Na prática, turistas que saírem da Espanha com destino à Itália — seja por voo ou por cruzeiro — poderão ser submetidos a verificações de documentos nas chegadas, algo que, dentro do espaço Schengen, normalmente não ocorre. Para viajantes brasileiros, que já precisam do passaporte para circular pela Europa, o impacto direto é menor do que para cidadãos europeus acostumados a transitar sem qualquer controle. Ainda assim, o processo de embarque e desembarque tende a ficar mais lento, e a possibilidade de fiscalizações adicionais pode gerar filas e atrasos nos aeroportos e portos italianos.
Do ponto de vista financeiro, essas interrupções podem ter consequências práticas para quem já comprou passagens ou pacotes de viagem. Atrasos em conexões, mudanças de itinerário em cruzeiros e eventuais restrições de última hora são riscos que passam a ser reais nesse contexto. Especialistas em viagem recomendam verificar a política de cancelamento e remarcação das companhias aéreas e operadoras contratadas, além de considerar a contratação de seguro-viagem com cobertura para situações de força maior — uma proteção que muitos viajantes ainda subestimam.
A suspensão do Schengen, embora permitida pelo próprio tratado em situações excepcionais, é uma medida que costuma gerar tensão diplomática entre os países membros. A Espanha e a União Europeia já sinalizaram desconforto com a decisão italiana, e o desfecho dessa disputa poderá influenciar o prazo de vigência dos controles. Para quem viaja nos próximos meses, o conselho é acompanhar os comunicados das embaixadas e dos sites oficiais de aviação civil dos dois países, pois a situação pode evoluir rapidamente.

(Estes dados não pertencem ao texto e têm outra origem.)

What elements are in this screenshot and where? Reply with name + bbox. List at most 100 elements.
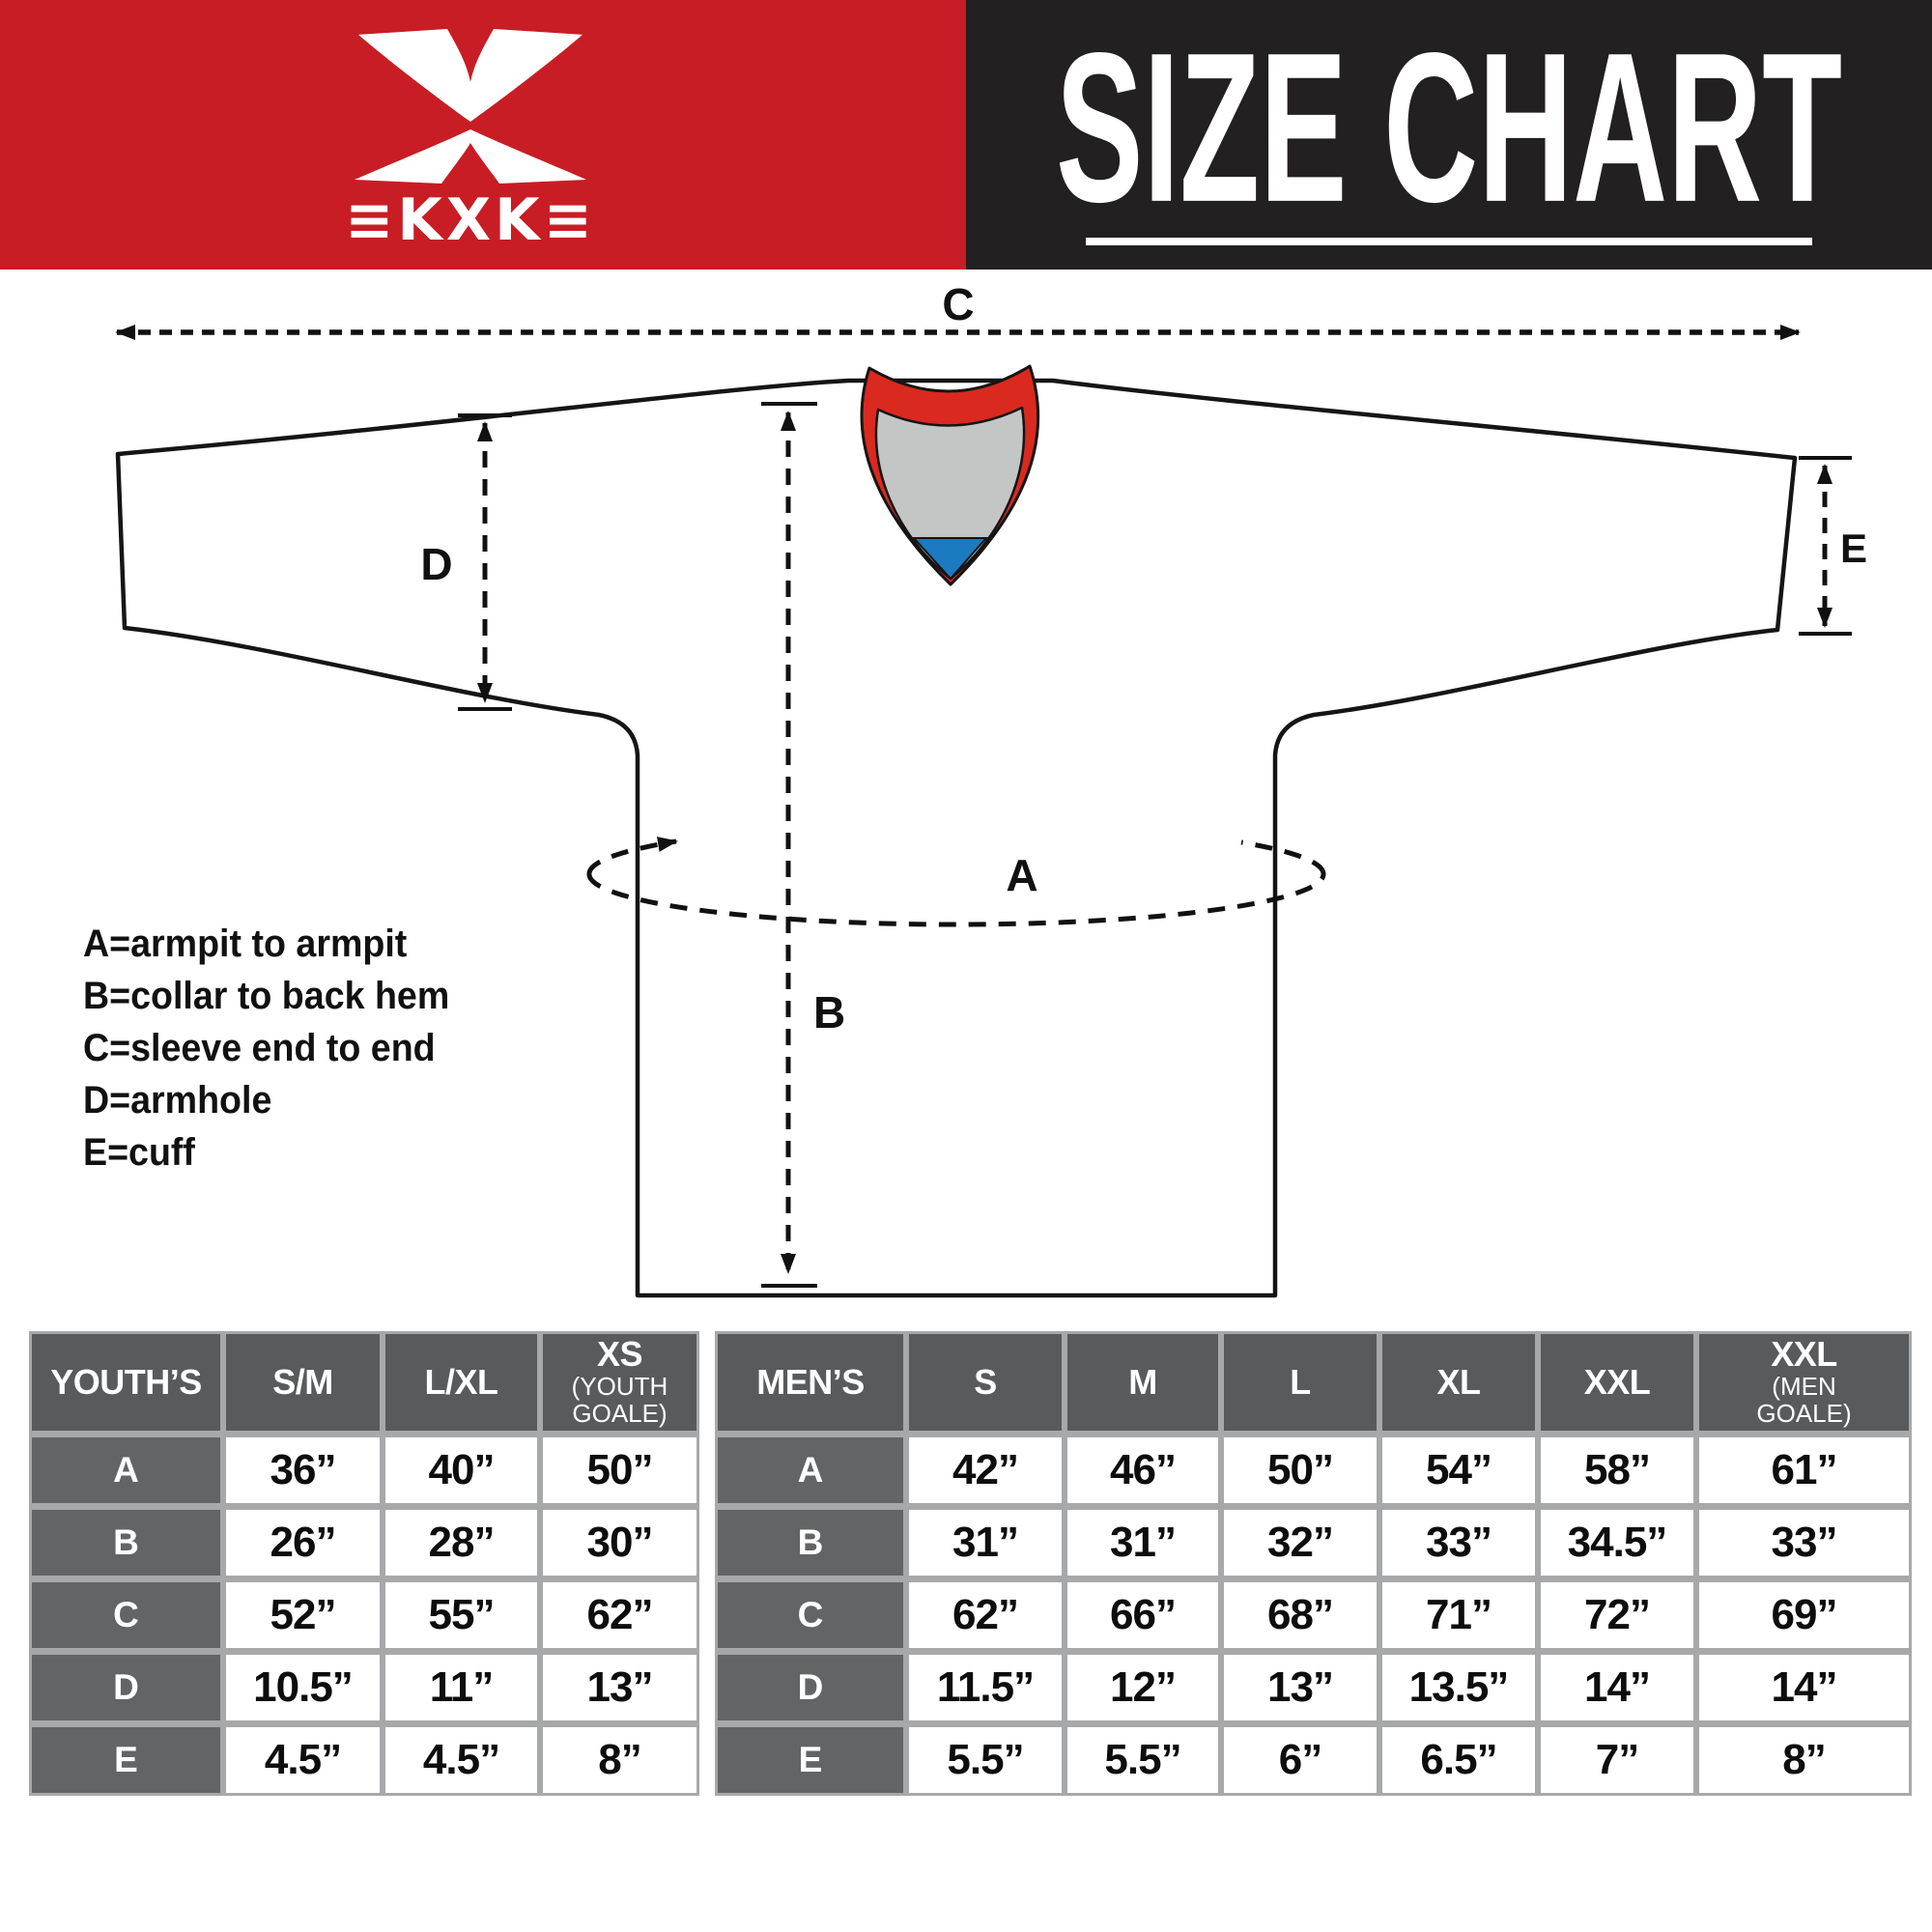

Por fim, vale lembrar que crises geopolíticas e decisões governamentais inesperadas são justamente os tipos de imprevistos que tornam o planejamento financeiro da viagem ainda mais importante. Reservar uma margem no orçamento para gastos extras, ter acesso a um cartão internacional sem tarifas abusivas de câmbio e manter cópias digitais de todos os documentos são precauções simples que fazem grande diferença quando o roteiro sai do planejado.